Abstract

This monograph presents the emerging field of second-generation quantum sensing, which leverages phenomena such as superposition and entanglement, thereby offering measurement sensitivities far surpassing classical methods. In our discussion, we emphasize its potential to revolutionize various scientific and technological domains. Starting with a foundational overview of quantum sensors, distinguishing them from quantum computing and communication technologies, we then highlight the relative maturity of quantum sensing, especially in room-temperature operations, which positions it closest to market adoption.
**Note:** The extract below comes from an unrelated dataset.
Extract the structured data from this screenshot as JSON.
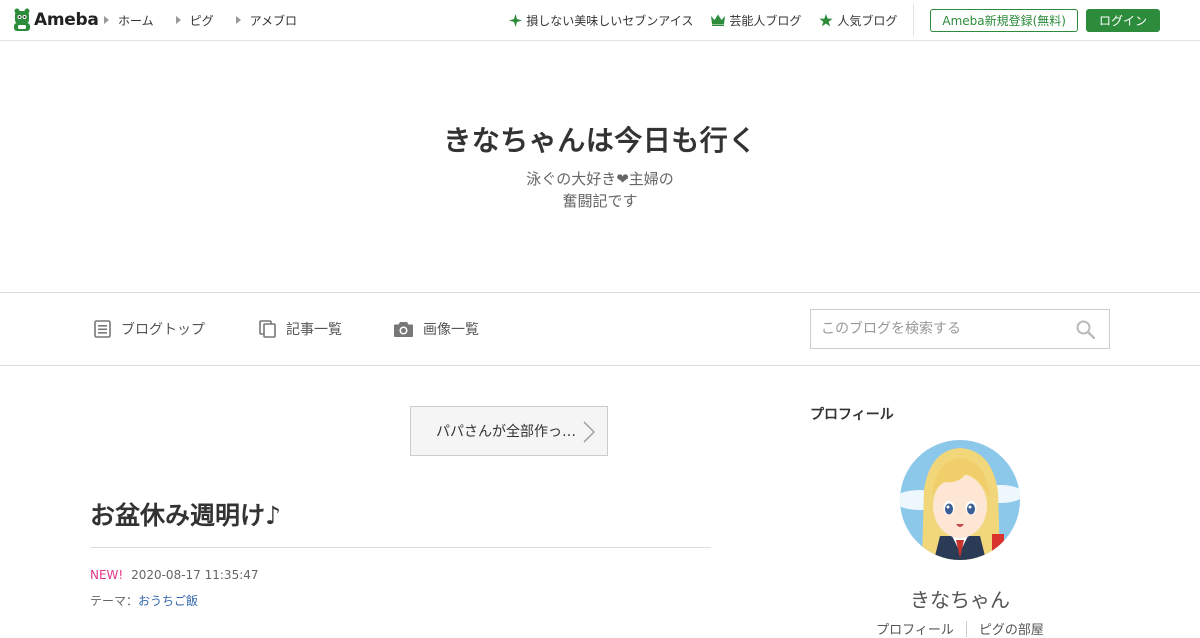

The main part of the monograph is dedicated to solid-state defects, particularly nitrogen-vacancy (NV) centers in diamond, which have emerged as promising candidates for scalable quantum sensors. The unique optical and spin properties of NV centers are explored in detail, emphasizing their possible applications in fields such as biomedical imaging, materials science, and semiconductor inspection. We delve into the technical aspects of integrating NV centers with conventional electronic and photonic systems, discussing the challenges and innovations in electronic interface circuits, photonic integration, and system-level integration technologies.

Additionally, we examine gas-based quantum sensors, particularly those utilizing Rydberg atoms, which offer high precision due to their long coherence times. The challenges of integrating gas-based sensors, compared to their solid-state counterparts, are also briefly discussed.

Overall, the monograph underscores the potential of secondgeneration quantum sensors, particularly those based on NV centers, to be the first scalable, high-volume quantum devices on the market, with applications spanning various fields due to their high sensitivity and room-temperature operation.